Tension responses to ramp stretches of 1–3% Lo (fiber length) in amplitude were examined in resting muscle fibers of the rat at temperatures ranging from 10 degrees C to 36 degrees C. Experiments were done using bundles of approximately 10 intact fibers isolated from the extensor digitorum longus (a fast muscle) and the soleus (a slow muscle). At low temperatures (below approximately 20 degrees C), the tension response consisted of an initial rise to a peak during the ramp followed by a complex tension decay to a plateau level; the tension decay occurred at approximately constant sarcomere length. The tension decay after a standard stretch at approximately 3–4.Lo/s contained a fast, an intermediate, and a (small amplitude) slow component, which at 10 degrees C (sarcomere length approximately 2.5 microns) were approximately 2000.s-1, approximately 150.s-1, and approximately 25.s-1 for fast fibers and approximately 2000.s-1, approximately 70.s-1 and approximately 8.s-1 for slow fibers, respectively.

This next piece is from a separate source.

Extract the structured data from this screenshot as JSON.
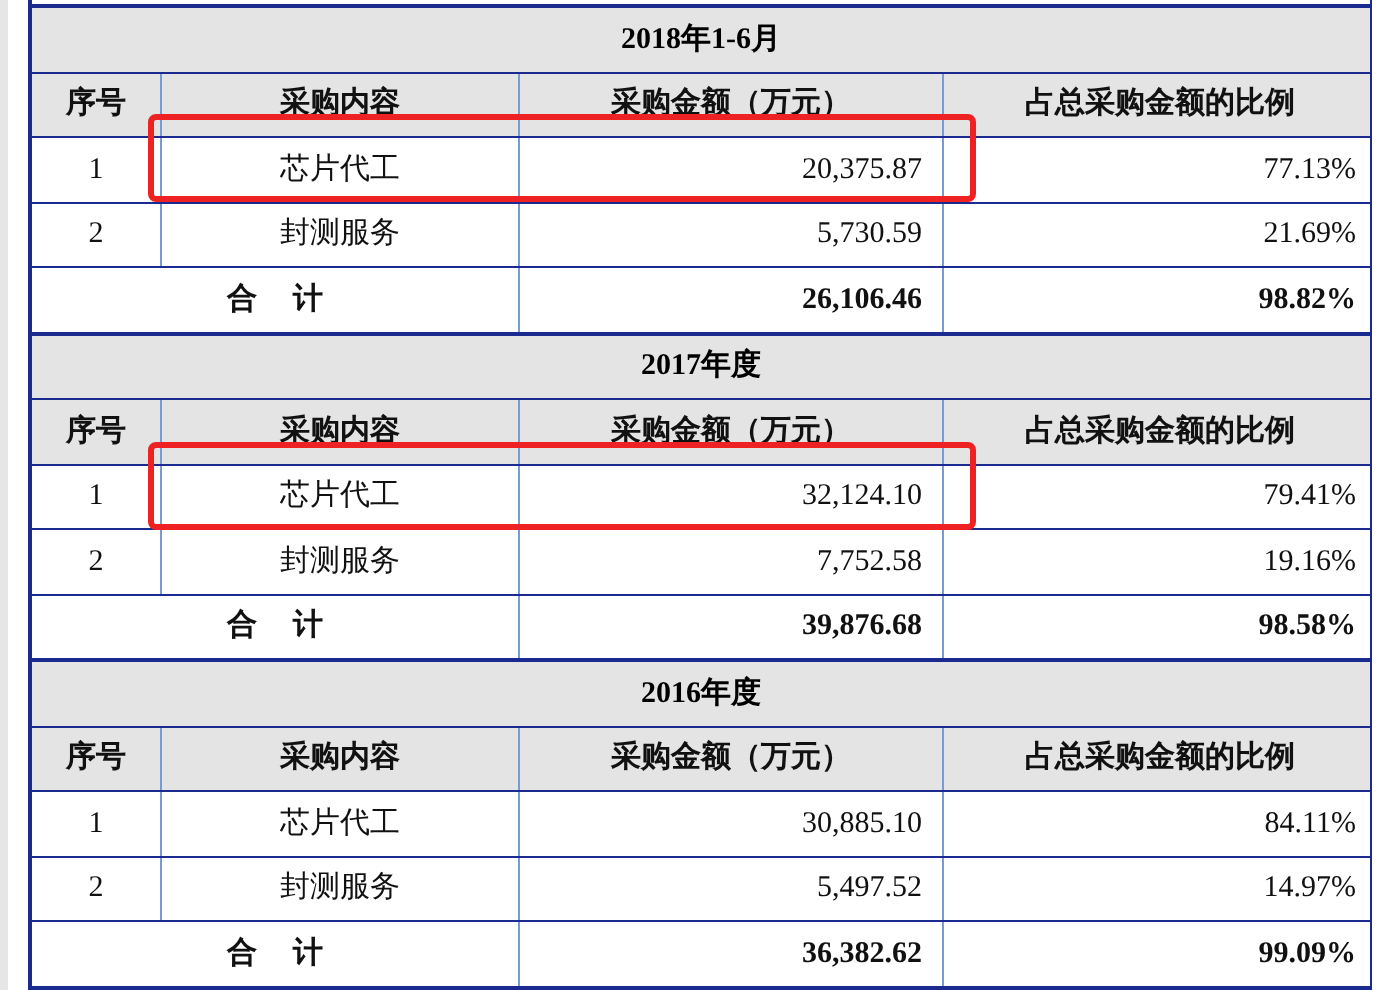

The fast component may represent the decay of interfilamentary viscous resistance, and the intermediate component may be due to viscoelasticity in the gap (titin, connectin) filament. The two- to threefold fast-slow muscle difference in the rate of passive tension relaxation (in the intermediate and the slow components) compares with previously reported differences in the speed of their active contractions; this suggests that "passive viscoelasticity" is appropriately matched to contraction speed in different muscle fiber types. At approximately 35 degrees C, the fast and intermediate components of tension relaxation were followed by a delayed tension rise at approximately 10.s-1 (fast fibers) and 2.5.s-1 (slow fibers); the delayed tension rise was accompanied by sarcomere shortening. BDM (5–10 mM) reduced the active twitch and tetanic tension responses and the delayed tension rise at 35 degrees C; the results indicate stretch sensitive activation in mammalian sarcomeres at physiological temperatures.